Via Twitter, something else to think about:
finished up meeting with technology leader who flatly said there is too much politics and drama in
#publicschools for to include his child
Let's first get one thing straight: if you become a parent, and you care, there's going to be a certain amount of politics and drama involved in damn near anything you do for your children, whether it's which school you will have them attend, which extracurricular activities they'll be involved in, even - to a certain extent - which friends they have. It's why any decision to even have a child should not be taken lightly.
Now that that's out of the way, let's discuss perception vs. reality...and not just in New Orleans public ed, though the decision by the state Board of Elementary and Secondary Education to back diverting public money to vouchers for private schools is bad enough.
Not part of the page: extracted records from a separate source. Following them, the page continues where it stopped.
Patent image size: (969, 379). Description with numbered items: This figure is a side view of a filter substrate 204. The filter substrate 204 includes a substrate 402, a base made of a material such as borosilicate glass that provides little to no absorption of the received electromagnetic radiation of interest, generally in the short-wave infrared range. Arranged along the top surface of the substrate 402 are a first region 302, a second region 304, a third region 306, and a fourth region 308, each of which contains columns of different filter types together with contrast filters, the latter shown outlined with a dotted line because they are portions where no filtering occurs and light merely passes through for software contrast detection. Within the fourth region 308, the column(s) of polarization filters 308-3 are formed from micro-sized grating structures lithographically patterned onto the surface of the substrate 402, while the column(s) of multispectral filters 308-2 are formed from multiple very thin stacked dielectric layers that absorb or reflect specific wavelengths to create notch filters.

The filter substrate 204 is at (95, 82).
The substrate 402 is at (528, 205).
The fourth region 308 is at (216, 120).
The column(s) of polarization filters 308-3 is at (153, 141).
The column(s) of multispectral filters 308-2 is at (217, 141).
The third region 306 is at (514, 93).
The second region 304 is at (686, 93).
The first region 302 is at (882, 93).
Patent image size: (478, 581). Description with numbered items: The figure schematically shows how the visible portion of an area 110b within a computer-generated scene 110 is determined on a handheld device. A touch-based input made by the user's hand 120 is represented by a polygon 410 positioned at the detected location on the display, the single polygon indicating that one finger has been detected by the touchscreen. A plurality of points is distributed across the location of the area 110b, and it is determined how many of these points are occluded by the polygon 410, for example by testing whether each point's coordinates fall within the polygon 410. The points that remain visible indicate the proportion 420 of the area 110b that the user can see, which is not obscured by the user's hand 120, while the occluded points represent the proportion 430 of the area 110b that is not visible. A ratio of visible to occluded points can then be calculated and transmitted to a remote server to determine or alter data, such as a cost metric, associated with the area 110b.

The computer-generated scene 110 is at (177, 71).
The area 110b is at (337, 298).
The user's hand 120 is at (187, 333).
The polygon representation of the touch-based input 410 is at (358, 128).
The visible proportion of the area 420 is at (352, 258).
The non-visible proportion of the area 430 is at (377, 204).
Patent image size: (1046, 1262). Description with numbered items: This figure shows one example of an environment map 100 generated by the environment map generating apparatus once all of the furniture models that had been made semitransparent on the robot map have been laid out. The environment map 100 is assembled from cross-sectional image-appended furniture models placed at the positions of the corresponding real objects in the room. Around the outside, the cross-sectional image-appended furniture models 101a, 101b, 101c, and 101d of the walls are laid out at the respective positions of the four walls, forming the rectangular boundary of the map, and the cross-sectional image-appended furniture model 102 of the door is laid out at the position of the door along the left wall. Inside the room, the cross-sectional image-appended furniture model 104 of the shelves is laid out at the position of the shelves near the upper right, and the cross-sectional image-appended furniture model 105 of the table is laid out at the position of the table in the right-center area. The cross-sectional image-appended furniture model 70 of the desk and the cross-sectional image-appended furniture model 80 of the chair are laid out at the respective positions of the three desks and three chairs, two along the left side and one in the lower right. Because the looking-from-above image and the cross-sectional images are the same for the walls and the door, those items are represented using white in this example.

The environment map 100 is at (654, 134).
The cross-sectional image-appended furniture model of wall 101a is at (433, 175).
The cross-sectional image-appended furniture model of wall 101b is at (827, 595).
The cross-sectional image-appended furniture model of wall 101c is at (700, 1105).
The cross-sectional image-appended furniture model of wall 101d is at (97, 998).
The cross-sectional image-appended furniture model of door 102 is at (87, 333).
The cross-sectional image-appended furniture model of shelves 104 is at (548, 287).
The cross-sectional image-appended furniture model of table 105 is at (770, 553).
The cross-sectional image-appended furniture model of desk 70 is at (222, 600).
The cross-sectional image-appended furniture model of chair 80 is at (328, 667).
While I was up in New York celebrating my grandfather's 90th birthday, my grandma, a longtime teaching veteran in her neighborhood public school, was appalled at the massive, splashy teacher ratings article published in the Rupert Murdoch-run New York Post this past Saturday that was erroneous and mean-spirited. Check the criticism of it here and the stuff the numbers don't say. My husband took one look at the numbers and, statistician and high school alumnus that he is, assumed that the standardized test scores students got were attributed to their homeroom teachers, which, in lots of cases, are not the teachers doing most of the instruction for the tests. Also, if all you've been teaching as a public school instructor is English, what's the point of giving you a math score? These teacher numbers ending up saying little more than, "You teachers are the bad people ruining our schools, and even if these numbers are completely, utterly wrong, at least they will be on record and someone will deny you a job shaping young minds because of them."
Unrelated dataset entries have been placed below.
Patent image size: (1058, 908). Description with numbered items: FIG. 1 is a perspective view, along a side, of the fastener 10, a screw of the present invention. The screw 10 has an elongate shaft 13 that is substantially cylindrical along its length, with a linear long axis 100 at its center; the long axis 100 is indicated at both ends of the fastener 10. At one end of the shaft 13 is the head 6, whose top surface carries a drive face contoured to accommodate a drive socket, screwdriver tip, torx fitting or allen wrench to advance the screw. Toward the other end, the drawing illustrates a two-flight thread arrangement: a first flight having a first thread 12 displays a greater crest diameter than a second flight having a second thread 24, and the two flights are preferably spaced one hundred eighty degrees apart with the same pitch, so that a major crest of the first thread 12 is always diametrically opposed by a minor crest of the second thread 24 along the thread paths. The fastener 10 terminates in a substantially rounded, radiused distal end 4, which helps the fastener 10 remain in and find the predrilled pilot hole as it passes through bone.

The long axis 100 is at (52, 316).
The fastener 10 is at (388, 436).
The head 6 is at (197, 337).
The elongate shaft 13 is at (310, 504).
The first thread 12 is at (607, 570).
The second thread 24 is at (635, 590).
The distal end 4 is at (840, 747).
Grandma had a few questions about charter schools for me and how they operate in New Orleans. I had to tell her about the charters' semi-autonomy and how it doesn't help them pay for things like busing kids to their schools. I'm glad I hadn't heard about Lafayette Parish's lunch program payment woes before I talked with her. The trends in public education right now are for the state to assume less responsibility for educating the children that live here, and that usually means the few dollars that were going to education in the first place are being cut to fractions of cents. When even Leslie Jacobs is questioning the ultimate efficacy of voucher programs, not to mention whether voucher students will be subject to the same state testing despite their private school attendance, one has to wonder.
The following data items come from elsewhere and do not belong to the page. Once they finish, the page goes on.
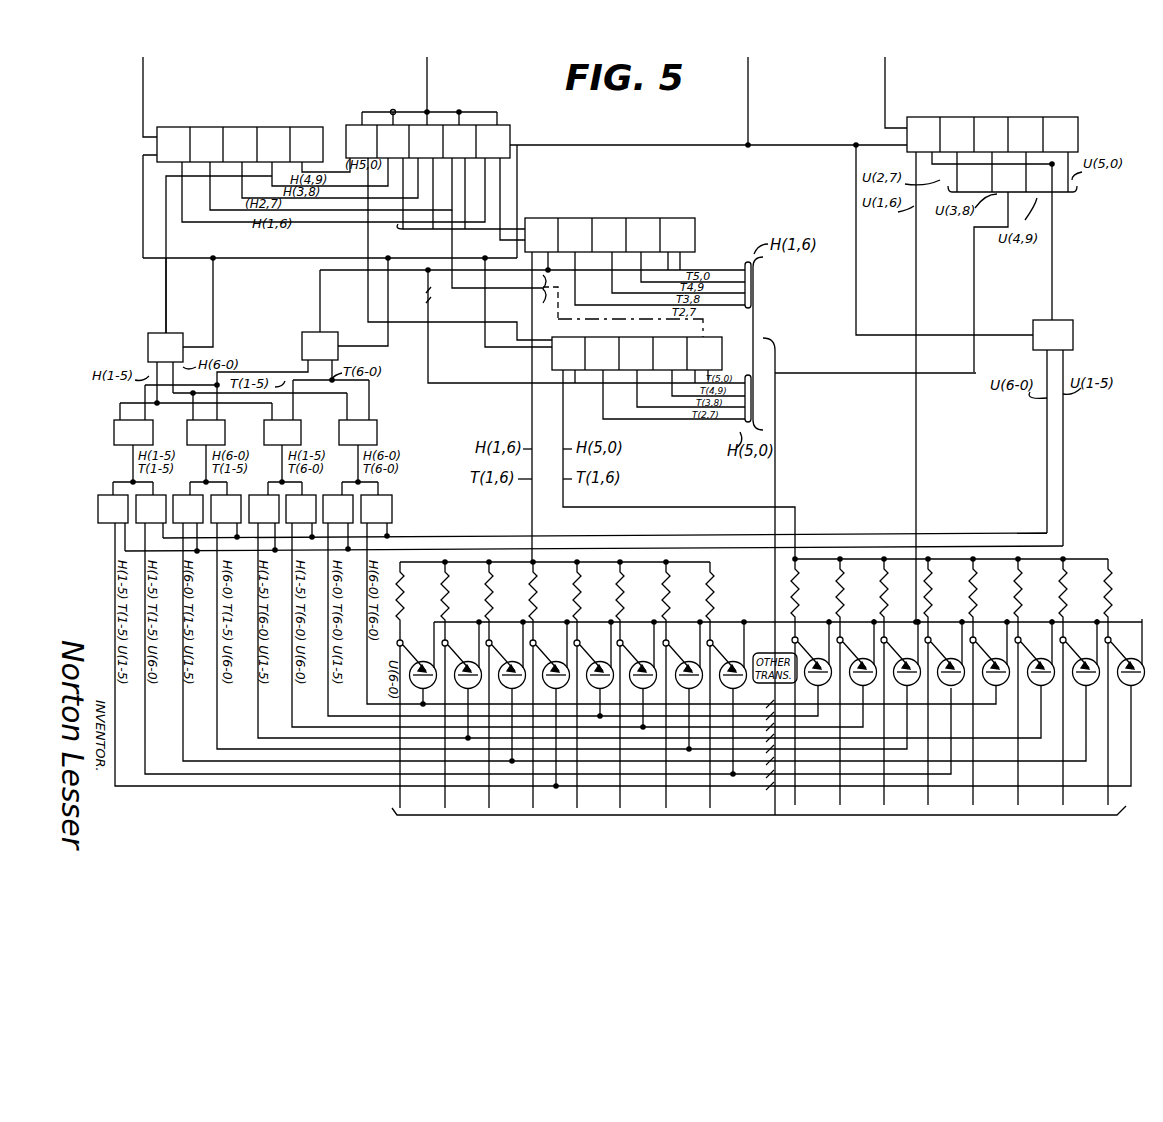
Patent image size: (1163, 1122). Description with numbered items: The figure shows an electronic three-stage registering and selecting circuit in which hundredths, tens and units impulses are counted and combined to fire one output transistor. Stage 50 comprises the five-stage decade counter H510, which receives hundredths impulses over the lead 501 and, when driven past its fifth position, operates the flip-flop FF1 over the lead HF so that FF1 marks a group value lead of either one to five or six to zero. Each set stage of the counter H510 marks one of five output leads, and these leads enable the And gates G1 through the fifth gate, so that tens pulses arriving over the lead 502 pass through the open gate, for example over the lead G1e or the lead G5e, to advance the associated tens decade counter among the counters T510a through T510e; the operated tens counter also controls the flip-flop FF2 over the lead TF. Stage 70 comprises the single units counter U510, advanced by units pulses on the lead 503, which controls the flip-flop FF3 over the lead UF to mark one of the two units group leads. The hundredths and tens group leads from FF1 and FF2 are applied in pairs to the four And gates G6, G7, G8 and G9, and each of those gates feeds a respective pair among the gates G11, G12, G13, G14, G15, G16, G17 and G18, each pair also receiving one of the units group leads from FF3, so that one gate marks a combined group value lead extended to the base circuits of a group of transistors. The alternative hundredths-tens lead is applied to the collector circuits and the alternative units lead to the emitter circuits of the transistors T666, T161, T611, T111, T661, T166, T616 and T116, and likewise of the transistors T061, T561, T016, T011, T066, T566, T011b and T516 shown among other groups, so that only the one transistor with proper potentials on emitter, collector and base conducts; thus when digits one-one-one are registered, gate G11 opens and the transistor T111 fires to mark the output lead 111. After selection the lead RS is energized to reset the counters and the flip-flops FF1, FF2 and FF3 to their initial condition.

The lead 501 is at (143, 84).
The lead 502 is at (427, 68).
The lead 503 is at (885, 72).
The stage 50 is at (240, 126).
The stage 70 is at (1015, 117).
The output lead 111 is at (759, 803).
The decade counter H510 is at (223, 124).
The units counter U510 is at (1078, 133).
The tens decade counter T510a is at (523, 238).
The tens decade counter T510e is at (538, 370).
The flip-flop FF1 is at (165, 347).
The flip-flop FF2 is at (320, 346).
The flip-flop FF3 is at (1053, 335).
The And gate G1 is at (428, 141).
The And gate G6 is at (133, 432).
The And gate G7 is at (206, 432).
The And gate G8 is at (282, 432).
The And gate G9 is at (358, 432).
The And gate G11 is at (113, 509).
The And gate G12 is at (151, 509).
The And gate G13 is at (188, 509).
The And gate G14 is at (226, 509).
The And gate G15 is at (264, 509).
The And gate G16 is at (301, 509).
The And gate G17 is at (338, 509).
The And gate G18 is at (376, 509).
The lead G1e is at (510, 195).
The lead G5e is at (480, 322).
The lead HF is at (166, 320).
The lead TF is at (320, 324).
The lead UF is at (1058, 238).
The lead RS is at (748, 66).
The transistor T666 is at (416, 685).
The transistor T161 is at (461, 685).
The transistor T611 is at (505, 685).
The transistor T111 is at (549, 685).
The transistor T661 is at (593, 685).
The transistor T166 is at (636, 685).
The transistor T616 is at (682, 685).
The transistor T116 is at (726, 685).
The transistor T061 is at (811, 682).
The transistor T561 is at (858, 682).
The transistor T016 is at (911, 682).
The transistor T011 is at (947, 682).
The transistor T066 is at (992, 682).
The transistor T566 is at (1036, 682).
The transistor T011 (second) T011b is at (1081, 682).
The transistor T516 is at (1127, 682).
So yes, there is a lot of drama and politics involved in public education these days, because so many want to fix it so damned badly. If Bobby Jindal and the lege in Baton Rouge have their way, even more drama and politics above and beyond tuition payments and possible beefs with teachers and administrators over the direction of your child's education and well-being will be seeping into the private schools.
I wonder how that tech leader Andre Perry spoke to will like them apples?